Our library exhibition, 'Off the beaten track: documenting discovery in the long 19th century', took place in the Old Library from June-December 2016. It received around 3,000 visitors during that period.
An exciting interactive online version of the exhibition is now available! Click 'Start Prezi' on the widget below and select the full screen option in the bottom right-hand corner. Climb to the summit using the arrow keys to take you from slide to slide.
Visitors are invited to scale mountains, cross oceans, and make startling discoveries of flora and fauna in an exhibition reflecting on 150 years of geographical, scientific and historical discovery. We are especially excited to be able to display the manuscript travel journals of two extraordinary Christ’s characters, classicist W.H.D. Rouse (1863-1950) and plant hunter extraordinaire Frank Kingdon-Ward (1885-1958). Packed with anecdotes of adventure, sketches of sights and, in the case of Kingdon-Ward, plant specimens plucked from Burmese mountain slopes, the journals offer a unique insight into the excitement, dangers and frustrations of exploration in a century defined by huge advances in science and transportation.
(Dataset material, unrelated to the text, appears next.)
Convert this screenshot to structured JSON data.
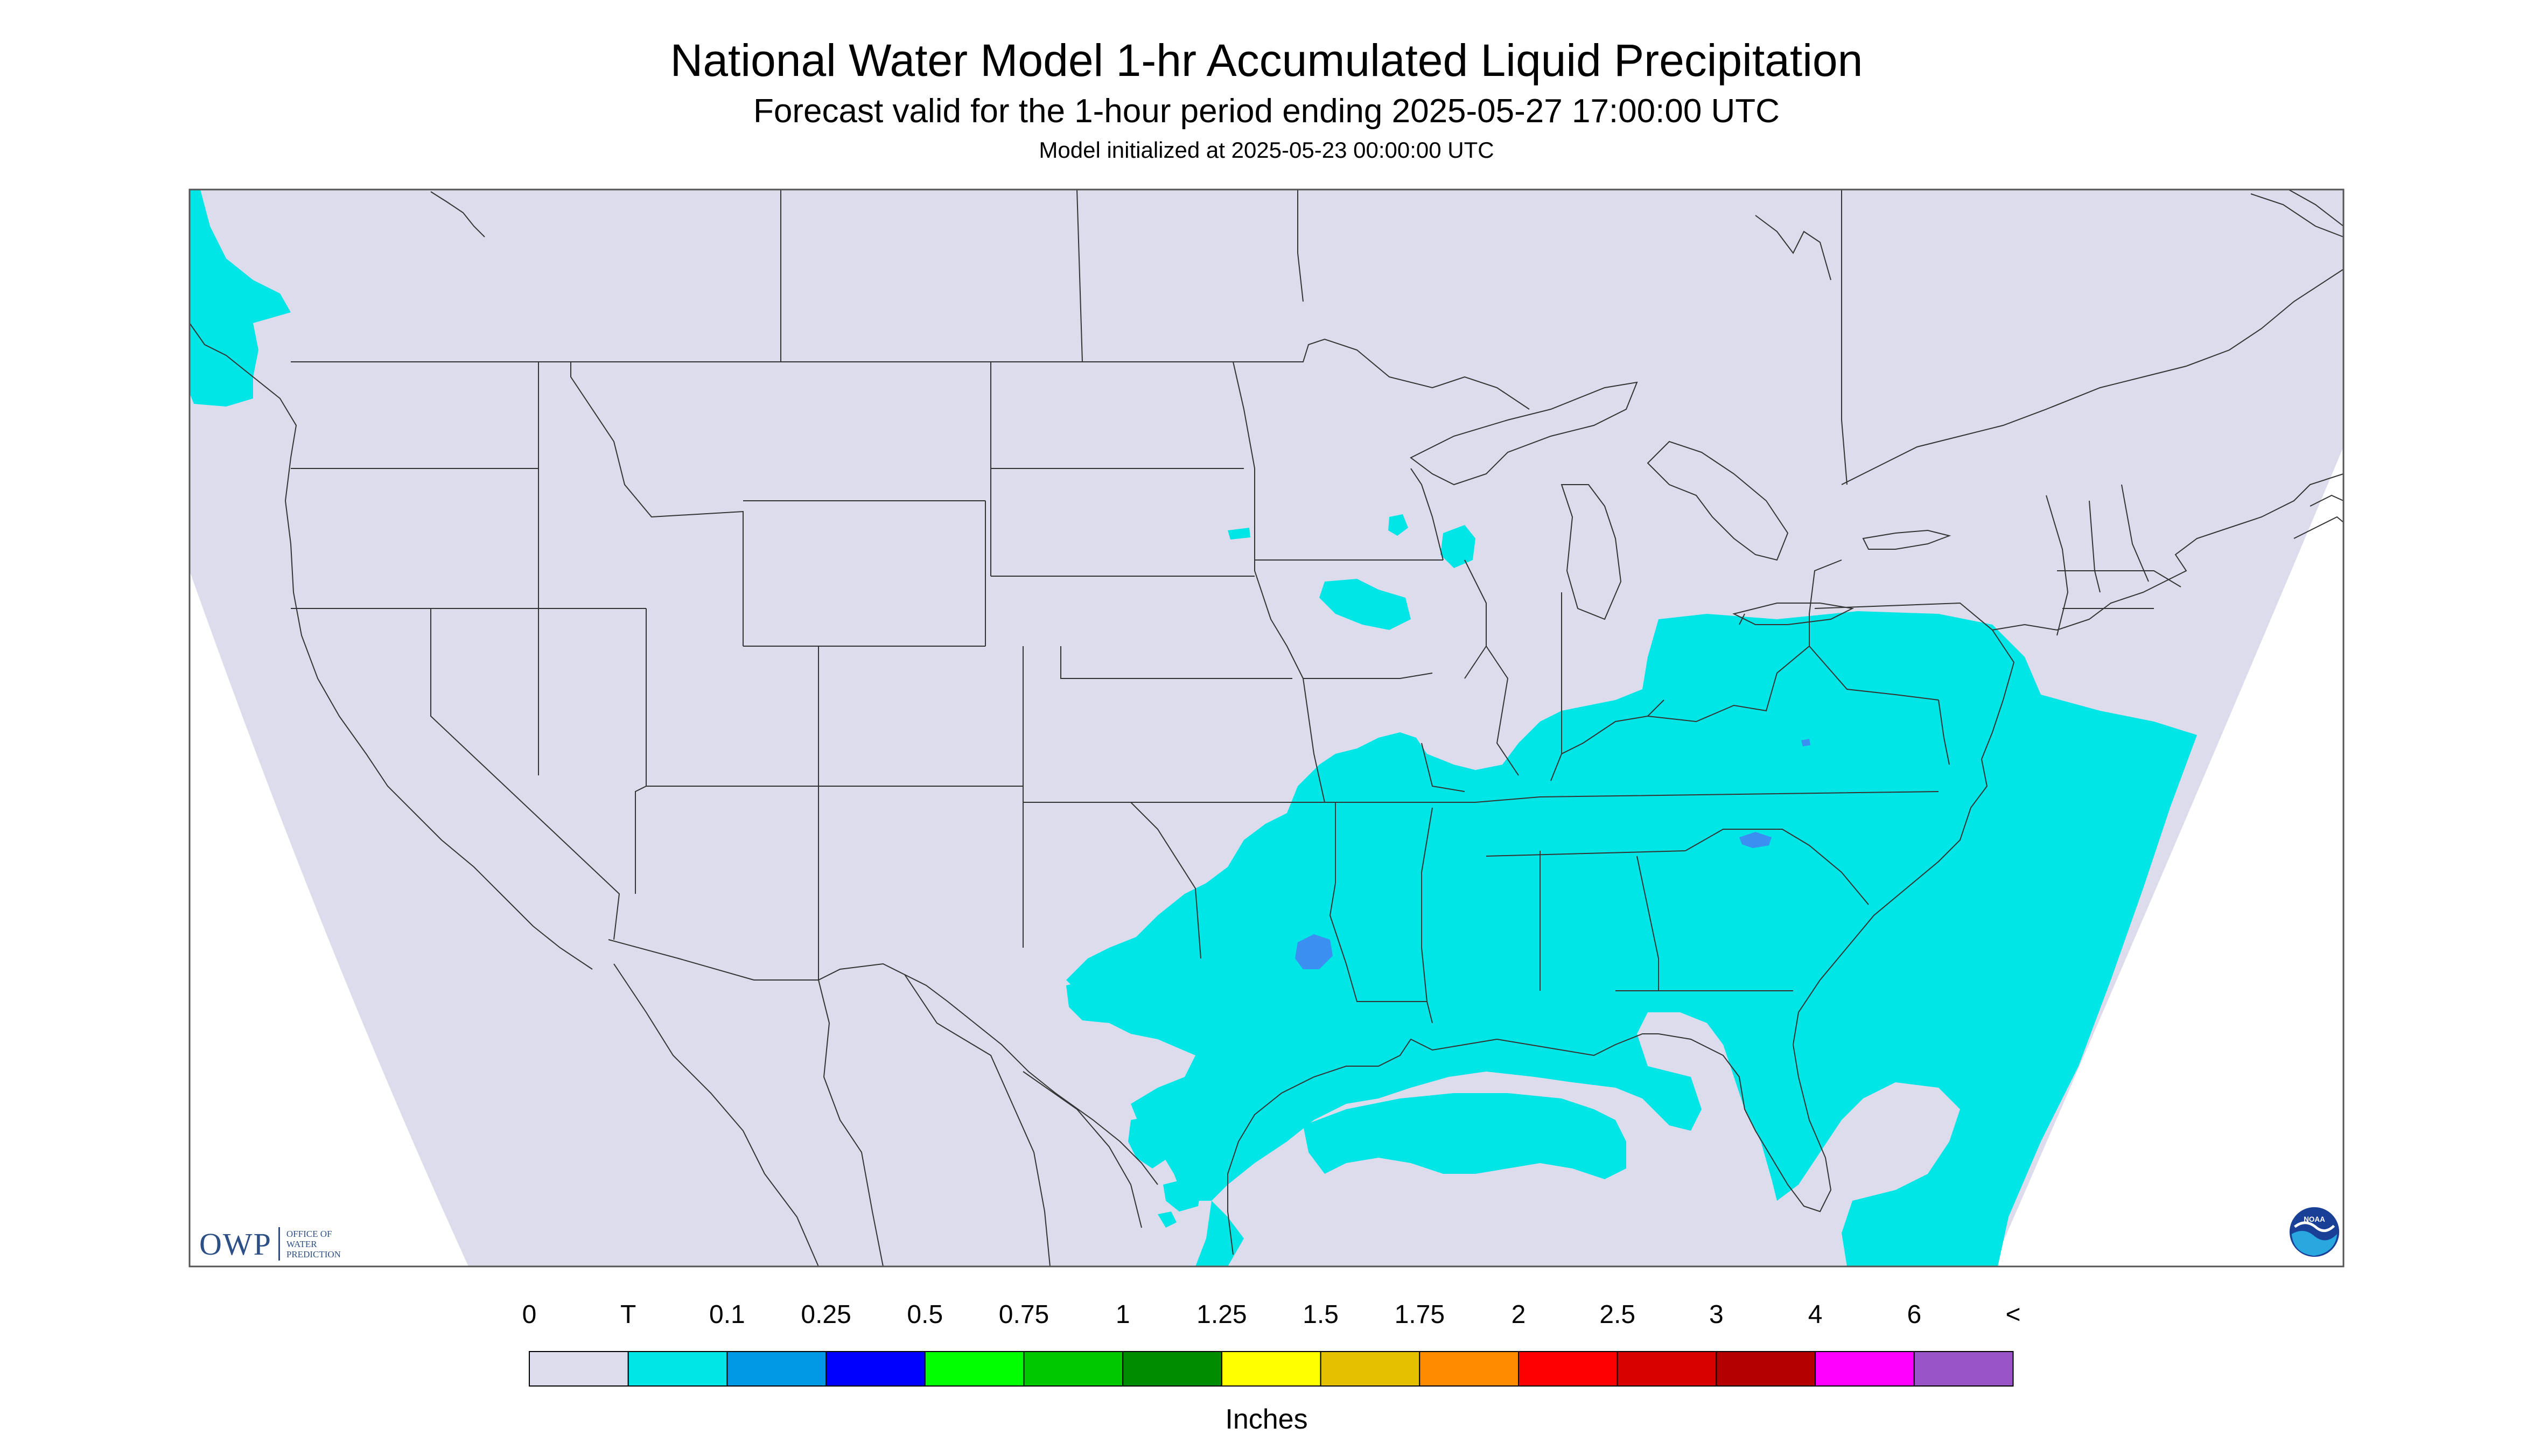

Christ’s College also holds three albums of extraordinary photographs taken during the ground-breaking four-year voyage of HMS Challenger, the first circumnavigatory expedition to combine every contemporary branch of marine science. Donated to the College by alumnus and Challenger chemist John Young Buchanan (1844-1925) our collection holds more unique photographs of the voyage than any other. There is a wealth of further material on display: from the beautifully illustrated narrative of Edward Whymper’s fateful first ascent of the Matterhorn in 1865 (pictured in the exhibition poster above), via the wonderful archaeological field sketches of alumnus Harry Mengden Scarth (1814-90), to an array of hugely popular natural history publications, the 19th century’s passion for discovery is evident throughout.